This structure has some distinct advantages. It can retrieve all of the events to execute with a simple array lookup. Insertion of events is cheap, since their location in the structure is easy to calculate. Importantly, the removal of events is also cheap; there is no need to search through a long list of events to find a specific one to take out. Since most timeouts are removed before they expire, quick removal is a useful feature.

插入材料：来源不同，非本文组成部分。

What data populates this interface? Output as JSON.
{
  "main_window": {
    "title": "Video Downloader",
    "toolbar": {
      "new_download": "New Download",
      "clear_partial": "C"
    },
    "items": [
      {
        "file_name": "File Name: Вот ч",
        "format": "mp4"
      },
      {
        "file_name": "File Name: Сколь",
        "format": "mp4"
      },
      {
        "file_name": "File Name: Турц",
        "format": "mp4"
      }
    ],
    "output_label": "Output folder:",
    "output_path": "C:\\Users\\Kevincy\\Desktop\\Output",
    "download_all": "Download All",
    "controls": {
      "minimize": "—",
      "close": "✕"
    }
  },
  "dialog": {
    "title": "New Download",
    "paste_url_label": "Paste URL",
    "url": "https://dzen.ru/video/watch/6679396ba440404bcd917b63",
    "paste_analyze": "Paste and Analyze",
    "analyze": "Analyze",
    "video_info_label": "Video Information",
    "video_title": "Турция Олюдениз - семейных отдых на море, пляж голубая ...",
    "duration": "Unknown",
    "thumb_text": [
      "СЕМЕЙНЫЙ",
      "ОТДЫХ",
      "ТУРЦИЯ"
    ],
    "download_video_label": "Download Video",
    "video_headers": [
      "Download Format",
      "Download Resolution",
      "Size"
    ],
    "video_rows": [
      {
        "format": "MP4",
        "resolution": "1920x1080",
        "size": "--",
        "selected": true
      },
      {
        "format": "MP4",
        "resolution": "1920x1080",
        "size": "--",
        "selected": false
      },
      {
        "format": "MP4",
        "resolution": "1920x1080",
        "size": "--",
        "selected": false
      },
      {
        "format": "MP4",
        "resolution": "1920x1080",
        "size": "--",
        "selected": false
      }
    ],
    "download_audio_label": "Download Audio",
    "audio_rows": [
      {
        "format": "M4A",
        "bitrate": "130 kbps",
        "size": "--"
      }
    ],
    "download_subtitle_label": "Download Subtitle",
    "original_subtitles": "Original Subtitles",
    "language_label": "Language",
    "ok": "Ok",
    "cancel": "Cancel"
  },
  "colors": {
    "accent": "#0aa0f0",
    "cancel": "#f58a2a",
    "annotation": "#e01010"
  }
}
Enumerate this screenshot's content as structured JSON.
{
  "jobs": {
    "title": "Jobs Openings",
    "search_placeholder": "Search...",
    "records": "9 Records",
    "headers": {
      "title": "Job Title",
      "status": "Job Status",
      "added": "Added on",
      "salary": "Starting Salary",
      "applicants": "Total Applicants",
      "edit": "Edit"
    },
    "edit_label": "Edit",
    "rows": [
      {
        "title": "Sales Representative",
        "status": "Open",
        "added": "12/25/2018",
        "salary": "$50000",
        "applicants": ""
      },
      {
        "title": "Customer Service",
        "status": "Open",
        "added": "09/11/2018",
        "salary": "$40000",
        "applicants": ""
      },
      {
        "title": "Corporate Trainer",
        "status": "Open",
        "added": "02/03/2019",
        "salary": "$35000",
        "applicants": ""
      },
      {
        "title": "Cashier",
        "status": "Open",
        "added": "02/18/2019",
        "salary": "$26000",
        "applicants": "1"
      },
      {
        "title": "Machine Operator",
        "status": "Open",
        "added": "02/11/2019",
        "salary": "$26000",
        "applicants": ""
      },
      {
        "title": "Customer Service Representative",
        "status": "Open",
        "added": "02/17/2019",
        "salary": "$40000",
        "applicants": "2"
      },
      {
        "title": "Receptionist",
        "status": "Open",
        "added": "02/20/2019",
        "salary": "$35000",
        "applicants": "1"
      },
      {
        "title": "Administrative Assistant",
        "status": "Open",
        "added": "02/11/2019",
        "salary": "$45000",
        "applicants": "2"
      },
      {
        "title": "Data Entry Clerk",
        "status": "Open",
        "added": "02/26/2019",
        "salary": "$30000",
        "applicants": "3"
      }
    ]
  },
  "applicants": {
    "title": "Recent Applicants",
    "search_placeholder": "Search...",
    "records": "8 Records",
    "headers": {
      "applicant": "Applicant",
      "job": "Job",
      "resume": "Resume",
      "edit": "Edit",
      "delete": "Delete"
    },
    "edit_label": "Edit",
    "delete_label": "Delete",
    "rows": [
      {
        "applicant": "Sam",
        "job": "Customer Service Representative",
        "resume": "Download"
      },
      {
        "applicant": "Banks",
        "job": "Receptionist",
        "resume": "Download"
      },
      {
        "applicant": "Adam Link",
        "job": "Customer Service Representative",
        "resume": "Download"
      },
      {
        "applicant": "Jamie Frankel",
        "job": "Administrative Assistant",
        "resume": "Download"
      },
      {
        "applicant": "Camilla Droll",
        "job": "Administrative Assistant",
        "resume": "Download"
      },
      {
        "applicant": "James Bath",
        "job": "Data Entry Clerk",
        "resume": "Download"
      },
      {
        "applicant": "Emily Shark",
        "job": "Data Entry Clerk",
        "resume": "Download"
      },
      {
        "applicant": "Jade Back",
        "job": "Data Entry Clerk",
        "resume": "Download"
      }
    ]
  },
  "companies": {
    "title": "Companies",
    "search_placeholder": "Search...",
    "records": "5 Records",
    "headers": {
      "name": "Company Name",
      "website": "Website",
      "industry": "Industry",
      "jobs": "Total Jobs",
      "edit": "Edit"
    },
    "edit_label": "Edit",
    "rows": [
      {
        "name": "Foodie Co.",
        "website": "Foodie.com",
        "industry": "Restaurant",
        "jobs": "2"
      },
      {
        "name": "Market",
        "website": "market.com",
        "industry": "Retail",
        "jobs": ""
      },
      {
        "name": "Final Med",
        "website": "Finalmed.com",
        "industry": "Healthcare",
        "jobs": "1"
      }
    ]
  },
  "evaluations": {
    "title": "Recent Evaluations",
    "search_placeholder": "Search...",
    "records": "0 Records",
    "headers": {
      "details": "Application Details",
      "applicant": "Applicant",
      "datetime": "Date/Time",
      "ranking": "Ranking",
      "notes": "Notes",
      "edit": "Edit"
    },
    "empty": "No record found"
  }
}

以上设计的最明显的优点就是可以通过数组下标来快速定位需要操作的事件对象。因为很容易计算新定时器事件在数据结构中的位置,所以插入一个定时器事件的操作十分高效。同样地,由于无需通过搜索一个很长的队列来定位事件对象,所以删除操作也很方便。考虑到该设计主要针对的是 Timeouts 类型定时器的场景,所以很有必要在特性上支持快速删除。

On the other hand, this data structure is firmly tied to jiffies values, and cannot easily cope with timers with sub-jiffies resolution. The cascade process, which moves events from the higher arrays to the lower ones, can be expensive if there are a lot of events to work with. Events which are removed prior to expiration will often not have to be cascaded at all, while those which survive through to expiration will have to work their way through the structure. If the clock interrupt frequency is raised (to get better timer resolution), these cascades will happen more often, and the cost of the data structure goes up.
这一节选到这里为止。